The fact that the city, at long last, is moving toward implementing this program is a testament to the work of Sup. Ross Mirkarimi, who pushed it for years, and Sup. David Campos, who more recently took over the lead role. Both deserve immense credit for their work.
As Rebecca Bowe reports in this week’s issue, there’s some disagreement about the contract proposed by the San Francisco Public Utilities Commission. The deal with Shell Energy North America would have the energy giant buy green power wherever it can, deliver it to San Francisco customers along PG&E’s lines — and charge enough to pay for the power and overhead expenses. That, initial reports say, could raise the bill of an average customer somewhere between $7 and $50 a month, depending on use. For most residential customers, the increase is going to be on the low end.
The problem is that the PUC estimates from the start that two-thirds of the potential customers will drop out of the program and stick with PG&E. That’s an abysmal projection, reflecting in part the PUC’s long reluctance to take the program seriously, in part a failure to plan an aggressive marketing campaign — and in part the lack of a long-term vision for the program.
The bottom line is simple: As long as the city is buying energy from somebody else, there are going to be problems. Right now, renewable energy demand exceeds supply, so prices are high. That’s going to fluctuate over the next decade.

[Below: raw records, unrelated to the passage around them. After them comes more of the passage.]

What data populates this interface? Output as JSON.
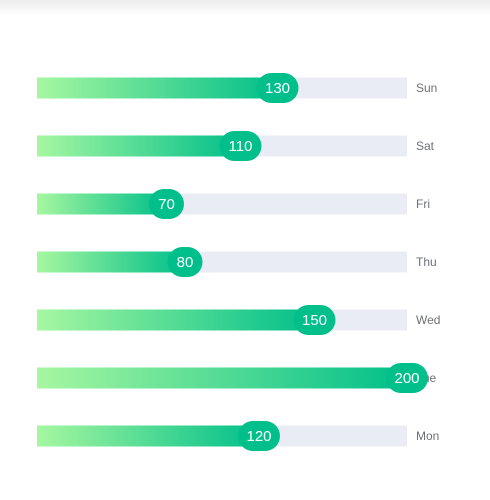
{
  "chart_data": {
    "type": "bar",
    "orientation": "horizontal",
    "categories": [
      "Mon",
      "Tue",
      "Wed",
      "Thu",
      "Fri",
      "Sat",
      "Sun"
    ],
    "values": [
      120,
      200,
      150,
      80,
      70,
      110,
      130
    ],
    "xlim": [
      0,
      200
    ],
    "grid": false,
    "show_background_track": true
  },
  "colors": {
    "bar_start": "#a6f7a0",
    "bar_end": "#00bf8a",
    "label_bubble": "#00bf8a",
    "track": "#e9ecf5",
    "category_text": "#6e7079",
    "value_text": "#ffffff"
  }
}
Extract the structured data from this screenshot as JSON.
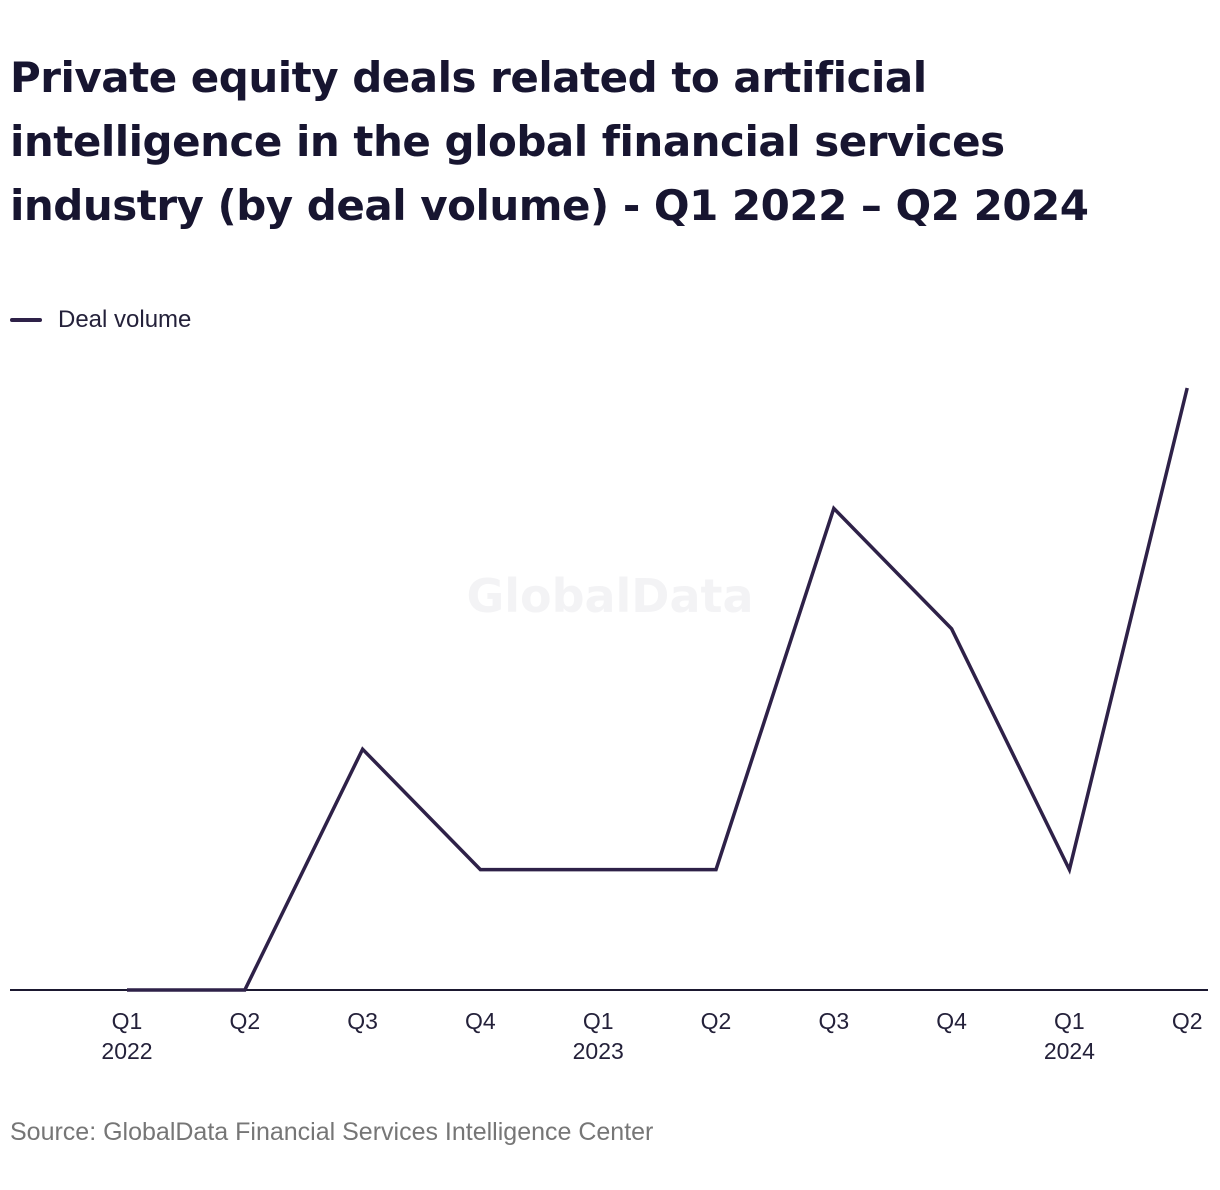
{
  "chart_data": {
    "type": "line",
    "title": "Private equity deals related to artificial intelligence in the global financial services industry (by deal volume) - Q1 2022 – Q2 2024",
    "categories": [
      "Q1 2022",
      "Q2",
      "Q3",
      "Q4",
      "Q1 2023",
      "Q2",
      "Q3",
      "Q4",
      "Q1 2024",
      "Q2"
    ],
    "tick_labels": [
      {
        "quarter": "Q1",
        "year": "2022"
      },
      {
        "quarter": "Q2",
        "year": ""
      },
      {
        "quarter": "Q3",
        "year": ""
      },
      {
        "quarter": "Q4",
        "year": ""
      },
      {
        "quarter": "Q1",
        "year": "2023"
      },
      {
        "quarter": "Q2",
        "year": ""
      },
      {
        "quarter": "Q3",
        "year": ""
      },
      {
        "quarter": "Q4",
        "year": ""
      },
      {
        "quarter": "Q1",
        "year": "2024"
      },
      {
        "quarter": "Q2",
        "year": ""
      }
    ],
    "series": [
      {
        "name": "Deal volume",
        "values": [
          0,
          0,
          2,
          1,
          1,
          1,
          4,
          3,
          1,
          5
        ],
        "color": "#2e2148"
      }
    ],
    "ylim": [
      0,
      5
    ],
    "grid": false,
    "legend_position": "top-left",
    "xlabel": "",
    "ylabel": ""
  },
  "legend": {
    "label": "Deal volume"
  },
  "watermark": "GlobalData",
  "source": "Source: GlobalData Financial Services Intelligence Center",
  "colors": {
    "line": "#2e2148",
    "axis": "#1b1830",
    "text": "#171530",
    "muted": "#767676"
  }
}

But it’s entirely possible for the city to build its own renewable infrastructure and generate power that will beat PG&E’s prices in the short-term future — and will be far, far less expensive a decade down the road. Clean Power SF will never work to its full potential unless the city owns a significant part of the generation system. (Ultimately, the city will never see the full economic benefits of public power until it buys out PG&E or builds its own delivery system.)
The PUC included — at the demand of public-power advocates — a clause in the contract stating that a city build-out was part of the plan. The proposal before the board only includes the contract with Shell — but the final deal should include specific plans for how much local power will be generated, how it will be funded — and how it will ultimately replace the power Shell is providing. The city should start right now looking for sites (there’s lots of surplus city land) and seeking bids for construction, and if the PUC can’t come up with enough revenue-bonding money, the board should put a comprehensive clean energy bond on the November ballot.
The Local Clean Energy Alliance estimates that building 210 megawatts of clean power in San Francisco would generate nearly 1,000 direct jobs and as many as 4,300 indirect jobs. That sort of program would be a boost to the economy and guarantee the city stable energy sources for the future. And it would allow the PUC to market Clean Power SF not as a plan that will cost consumers more today — but as a plan that the city can all-but guarantee will save you money, substantial amounts of money, over the next 10 years.